Are you thinking of Tradewinds Cruise Club? You can buy weeks with them. As far as I know, Windjammer is a cruise line. I have been reading that they were having problems. Does not sound good.


----------



## Sandy VDH (Oct 2, 2007)

I own Tradewinds, there is not issue with them, they are NOT what I am talking about here.

There were some timeshares sold on Windjammer, yes the same Windjammer that operates a small tall sailing vessel cruise line.

I can think of at least Perry M as an owner, but I could be mistaken.  There were also a few other owners.

I am not confused about this. It is Windjammer.  Sorry, but that is how rumors get started.


----------



## Bootser (Oct 2, 2007)

I used to own at the Windjammer Landing until about a year ago. Windjammer Landing did have a way to trade for some type of barefoor cruise, either Tradewinds or Windjammer cruises.
But Windjammer is owned by Festiva Resorts. I do not believe it has anything to do with Windjammer Cruises. The Atrium now offers some sort of trade or exchange into a barefoot cruise through Festiva as well, since they were bought by Festiva.


----------



## Sandy VDH (Oct 3, 2007)

Festiva owns Festiva Sailing vacation.  I am not sure but I think that was previously called Elite Island Yachts.
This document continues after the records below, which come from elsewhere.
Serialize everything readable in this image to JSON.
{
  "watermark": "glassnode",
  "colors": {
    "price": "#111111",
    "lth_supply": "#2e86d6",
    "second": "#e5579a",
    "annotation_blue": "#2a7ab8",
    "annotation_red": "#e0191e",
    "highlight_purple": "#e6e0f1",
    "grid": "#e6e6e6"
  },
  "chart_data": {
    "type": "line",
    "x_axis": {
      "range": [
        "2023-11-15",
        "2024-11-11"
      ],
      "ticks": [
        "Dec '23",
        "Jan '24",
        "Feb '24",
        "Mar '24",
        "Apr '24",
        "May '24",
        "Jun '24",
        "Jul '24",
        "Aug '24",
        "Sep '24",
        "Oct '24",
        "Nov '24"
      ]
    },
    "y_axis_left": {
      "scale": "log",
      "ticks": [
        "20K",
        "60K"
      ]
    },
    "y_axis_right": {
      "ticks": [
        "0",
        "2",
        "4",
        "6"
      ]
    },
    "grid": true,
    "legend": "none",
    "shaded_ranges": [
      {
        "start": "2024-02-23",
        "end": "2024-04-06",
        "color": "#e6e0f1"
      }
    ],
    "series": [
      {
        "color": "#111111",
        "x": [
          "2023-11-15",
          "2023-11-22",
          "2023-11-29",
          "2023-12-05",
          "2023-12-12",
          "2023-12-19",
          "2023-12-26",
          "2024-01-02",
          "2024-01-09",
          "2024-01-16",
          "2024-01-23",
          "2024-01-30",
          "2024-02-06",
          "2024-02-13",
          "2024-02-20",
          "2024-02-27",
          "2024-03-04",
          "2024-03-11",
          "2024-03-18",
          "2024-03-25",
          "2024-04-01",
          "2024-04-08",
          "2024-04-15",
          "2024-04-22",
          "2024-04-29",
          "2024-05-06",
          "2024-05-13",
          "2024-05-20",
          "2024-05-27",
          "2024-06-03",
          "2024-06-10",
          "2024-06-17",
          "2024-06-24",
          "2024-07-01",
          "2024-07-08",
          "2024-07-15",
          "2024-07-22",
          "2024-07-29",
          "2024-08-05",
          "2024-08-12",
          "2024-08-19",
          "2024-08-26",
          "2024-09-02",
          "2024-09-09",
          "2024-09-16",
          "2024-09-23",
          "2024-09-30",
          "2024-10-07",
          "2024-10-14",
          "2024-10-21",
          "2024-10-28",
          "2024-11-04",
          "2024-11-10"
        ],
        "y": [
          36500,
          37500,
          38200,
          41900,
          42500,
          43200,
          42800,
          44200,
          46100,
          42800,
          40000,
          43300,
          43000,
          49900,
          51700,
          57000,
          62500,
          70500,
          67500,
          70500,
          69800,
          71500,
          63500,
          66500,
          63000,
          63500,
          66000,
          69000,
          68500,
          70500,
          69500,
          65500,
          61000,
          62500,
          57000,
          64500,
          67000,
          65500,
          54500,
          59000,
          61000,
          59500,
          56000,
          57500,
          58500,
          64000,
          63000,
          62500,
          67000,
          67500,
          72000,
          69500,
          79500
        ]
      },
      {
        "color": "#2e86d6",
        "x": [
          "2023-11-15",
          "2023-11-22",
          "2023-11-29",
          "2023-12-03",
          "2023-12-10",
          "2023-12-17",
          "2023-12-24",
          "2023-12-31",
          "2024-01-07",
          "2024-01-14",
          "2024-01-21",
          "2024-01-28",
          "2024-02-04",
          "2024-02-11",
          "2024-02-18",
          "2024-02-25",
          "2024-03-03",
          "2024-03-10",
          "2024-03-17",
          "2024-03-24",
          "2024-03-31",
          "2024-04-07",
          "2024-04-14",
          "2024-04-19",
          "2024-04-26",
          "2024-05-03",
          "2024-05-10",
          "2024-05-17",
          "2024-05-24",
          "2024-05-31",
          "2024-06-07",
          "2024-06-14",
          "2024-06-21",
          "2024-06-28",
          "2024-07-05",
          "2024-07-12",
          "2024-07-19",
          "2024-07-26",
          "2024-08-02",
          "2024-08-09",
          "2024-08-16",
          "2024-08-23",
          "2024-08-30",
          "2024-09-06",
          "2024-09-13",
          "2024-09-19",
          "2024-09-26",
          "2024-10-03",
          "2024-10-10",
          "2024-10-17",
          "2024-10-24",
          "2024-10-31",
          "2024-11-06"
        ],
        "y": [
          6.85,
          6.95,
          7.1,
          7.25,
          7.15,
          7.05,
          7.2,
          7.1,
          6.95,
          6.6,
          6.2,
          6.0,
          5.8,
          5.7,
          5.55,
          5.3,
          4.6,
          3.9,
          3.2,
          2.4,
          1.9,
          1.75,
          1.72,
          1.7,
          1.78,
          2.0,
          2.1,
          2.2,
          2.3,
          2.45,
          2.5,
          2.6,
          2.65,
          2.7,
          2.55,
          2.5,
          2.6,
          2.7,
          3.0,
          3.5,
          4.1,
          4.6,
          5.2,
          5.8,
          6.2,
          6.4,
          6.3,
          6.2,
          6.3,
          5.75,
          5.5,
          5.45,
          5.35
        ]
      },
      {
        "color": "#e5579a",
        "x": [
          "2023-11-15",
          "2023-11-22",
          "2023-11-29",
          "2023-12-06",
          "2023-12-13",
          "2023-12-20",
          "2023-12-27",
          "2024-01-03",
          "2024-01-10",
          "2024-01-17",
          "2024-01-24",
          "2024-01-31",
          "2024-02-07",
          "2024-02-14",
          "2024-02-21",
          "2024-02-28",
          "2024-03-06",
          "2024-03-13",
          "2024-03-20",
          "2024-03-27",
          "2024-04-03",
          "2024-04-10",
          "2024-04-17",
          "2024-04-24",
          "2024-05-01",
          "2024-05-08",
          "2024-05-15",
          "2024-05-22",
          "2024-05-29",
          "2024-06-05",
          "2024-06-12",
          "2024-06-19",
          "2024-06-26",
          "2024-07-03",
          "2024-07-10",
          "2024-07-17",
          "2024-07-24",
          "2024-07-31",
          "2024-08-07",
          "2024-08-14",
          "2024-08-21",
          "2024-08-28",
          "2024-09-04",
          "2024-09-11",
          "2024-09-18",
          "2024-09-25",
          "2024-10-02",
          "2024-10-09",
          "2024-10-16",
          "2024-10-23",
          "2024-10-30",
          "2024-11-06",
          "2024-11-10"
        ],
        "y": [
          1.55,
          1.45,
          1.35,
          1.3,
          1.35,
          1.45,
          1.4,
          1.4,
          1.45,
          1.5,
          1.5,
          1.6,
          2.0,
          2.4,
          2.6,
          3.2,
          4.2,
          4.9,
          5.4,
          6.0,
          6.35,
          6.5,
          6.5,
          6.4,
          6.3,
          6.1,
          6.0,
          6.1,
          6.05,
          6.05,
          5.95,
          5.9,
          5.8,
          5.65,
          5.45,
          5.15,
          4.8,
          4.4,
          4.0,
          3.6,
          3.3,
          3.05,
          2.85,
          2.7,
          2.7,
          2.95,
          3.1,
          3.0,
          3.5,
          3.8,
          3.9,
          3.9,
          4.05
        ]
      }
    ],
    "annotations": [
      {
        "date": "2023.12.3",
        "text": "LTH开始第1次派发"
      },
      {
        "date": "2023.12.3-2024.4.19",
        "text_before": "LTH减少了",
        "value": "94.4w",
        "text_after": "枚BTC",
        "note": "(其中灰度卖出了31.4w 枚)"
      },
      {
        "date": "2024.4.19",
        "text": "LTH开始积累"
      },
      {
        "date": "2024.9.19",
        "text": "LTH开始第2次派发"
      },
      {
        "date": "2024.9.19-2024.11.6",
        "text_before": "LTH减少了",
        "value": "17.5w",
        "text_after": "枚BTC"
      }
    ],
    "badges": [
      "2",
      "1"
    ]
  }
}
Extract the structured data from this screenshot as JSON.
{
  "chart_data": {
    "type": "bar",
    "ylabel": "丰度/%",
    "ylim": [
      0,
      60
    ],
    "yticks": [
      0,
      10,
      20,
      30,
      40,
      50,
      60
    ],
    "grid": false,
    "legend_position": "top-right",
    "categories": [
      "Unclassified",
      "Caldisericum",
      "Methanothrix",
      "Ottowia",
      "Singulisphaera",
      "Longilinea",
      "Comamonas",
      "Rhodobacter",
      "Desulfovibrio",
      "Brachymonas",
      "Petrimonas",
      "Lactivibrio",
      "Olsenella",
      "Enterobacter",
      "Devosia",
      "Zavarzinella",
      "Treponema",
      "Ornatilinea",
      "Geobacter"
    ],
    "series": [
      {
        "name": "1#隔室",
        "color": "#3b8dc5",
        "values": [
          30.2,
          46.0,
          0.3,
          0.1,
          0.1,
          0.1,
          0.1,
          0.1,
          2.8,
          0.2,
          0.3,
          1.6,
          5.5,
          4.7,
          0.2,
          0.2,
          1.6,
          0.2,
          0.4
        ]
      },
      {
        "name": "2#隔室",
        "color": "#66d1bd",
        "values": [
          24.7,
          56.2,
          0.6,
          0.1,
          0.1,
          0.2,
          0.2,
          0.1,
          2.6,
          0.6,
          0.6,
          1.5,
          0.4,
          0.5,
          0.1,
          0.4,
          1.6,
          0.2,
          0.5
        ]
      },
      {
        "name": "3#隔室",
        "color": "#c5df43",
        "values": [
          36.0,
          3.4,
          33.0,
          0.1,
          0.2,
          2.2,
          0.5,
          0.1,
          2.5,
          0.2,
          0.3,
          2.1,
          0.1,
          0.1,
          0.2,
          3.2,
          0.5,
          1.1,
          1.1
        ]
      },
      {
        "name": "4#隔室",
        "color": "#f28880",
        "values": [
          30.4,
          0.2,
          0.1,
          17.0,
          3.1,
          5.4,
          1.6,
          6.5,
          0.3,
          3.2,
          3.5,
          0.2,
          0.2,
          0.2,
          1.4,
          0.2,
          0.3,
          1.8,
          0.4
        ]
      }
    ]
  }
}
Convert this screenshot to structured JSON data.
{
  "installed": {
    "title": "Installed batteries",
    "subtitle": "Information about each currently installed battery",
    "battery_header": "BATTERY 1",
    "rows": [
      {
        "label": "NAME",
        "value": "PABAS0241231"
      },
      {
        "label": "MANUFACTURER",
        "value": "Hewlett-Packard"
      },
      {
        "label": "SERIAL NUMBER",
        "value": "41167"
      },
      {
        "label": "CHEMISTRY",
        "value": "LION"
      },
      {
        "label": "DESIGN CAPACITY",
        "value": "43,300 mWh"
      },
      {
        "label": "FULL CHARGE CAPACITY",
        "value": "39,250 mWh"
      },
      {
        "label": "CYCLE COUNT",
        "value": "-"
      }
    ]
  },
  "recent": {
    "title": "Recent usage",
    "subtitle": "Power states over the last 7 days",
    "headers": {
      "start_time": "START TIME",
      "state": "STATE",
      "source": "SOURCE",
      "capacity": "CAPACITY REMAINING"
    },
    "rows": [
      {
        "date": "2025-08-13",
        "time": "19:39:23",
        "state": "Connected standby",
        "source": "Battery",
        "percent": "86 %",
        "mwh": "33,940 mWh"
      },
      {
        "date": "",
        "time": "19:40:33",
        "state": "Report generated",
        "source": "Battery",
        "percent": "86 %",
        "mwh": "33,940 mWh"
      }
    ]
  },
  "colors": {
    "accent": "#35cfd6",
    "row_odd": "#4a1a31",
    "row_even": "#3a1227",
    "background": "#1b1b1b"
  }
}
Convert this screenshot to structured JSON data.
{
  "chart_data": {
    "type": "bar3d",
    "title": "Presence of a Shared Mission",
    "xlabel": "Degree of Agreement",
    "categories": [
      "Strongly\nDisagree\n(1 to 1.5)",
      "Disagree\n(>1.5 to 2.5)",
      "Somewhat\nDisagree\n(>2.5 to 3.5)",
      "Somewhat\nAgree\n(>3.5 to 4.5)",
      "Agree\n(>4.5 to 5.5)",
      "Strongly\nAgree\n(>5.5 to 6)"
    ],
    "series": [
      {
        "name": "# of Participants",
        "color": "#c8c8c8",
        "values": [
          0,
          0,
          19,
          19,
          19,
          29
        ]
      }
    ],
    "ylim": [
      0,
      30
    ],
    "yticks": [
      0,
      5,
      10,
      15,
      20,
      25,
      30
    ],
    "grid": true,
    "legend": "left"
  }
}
Are there NO Windjammer Barefoot Cruises owners who can weigh in?


----------



## philemer (Oct 10, 2007)

http://blogs.usatoday.com/cruiselog/  Windjammer Barefoot Cruises in deep do-do. They do vow to sail again.
http://windjammer.com/


----------



## JoyceFNP (Oct 12, 2007)

:whoopie:  WIndjammer did sell timeshares, but it never happened.  There are a lot of people who spent a lot of money who are pretty mad.  
Tradewinds is doing fine, thank you.  In fact I got an email yesterday, they are doing an experimental cruise off of Brazil in May.


----------